Building: Elmia Congress Centre, Jönköping
Room: Rum 10
Date: 2014-10-30 11:30 AM – 11:45 AM
Last modified: 2014-10-14
Abstract
In response to a US National Science Foundation challenge to improve the speed at which we “Assemble, Visualize, and Analyze the Tree of Life,” the Next Generation Phenomics project seeks to develop and adapt tools to assemble large phenomic datasets in a rapid and automated way. This project consists of computer vision, natural language processing, and crowdsourcing components. The Computer Vision (CV) team is developing methods that automate the extraction and annotation of phenomic characters from digital images using computer learning approaches. The new CV algorithms can discern the presence/absence of features and assess their spatial relationships and appearance.
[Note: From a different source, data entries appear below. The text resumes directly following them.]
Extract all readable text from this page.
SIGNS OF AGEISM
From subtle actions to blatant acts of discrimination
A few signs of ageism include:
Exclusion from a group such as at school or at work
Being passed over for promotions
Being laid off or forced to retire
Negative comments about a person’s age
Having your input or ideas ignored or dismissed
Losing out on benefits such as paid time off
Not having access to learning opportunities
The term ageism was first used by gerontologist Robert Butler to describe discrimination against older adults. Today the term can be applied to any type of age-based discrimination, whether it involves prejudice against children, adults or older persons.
The Natural Language Processing (NLP) group is developing software to transforms digitized taxonomical descriptions into taxon/character matrices for phylogenetic analyses. Also, because microbial descriptions often differ radically from those of other organisms, the NLP group is developing supervised learning strategies to extract phenomic characters from microbial descriptions. Finally, the crowdsourcing team has developed software, The Evolution Project, that works with MorphoBank to present images of character states to crowds for scoring. Several experiments are underway to estimate the quality of the coding done by non-experts. Here we explore the impact and challenges of using these methods to obtain phenomic data on a large scale across the Tree of Life.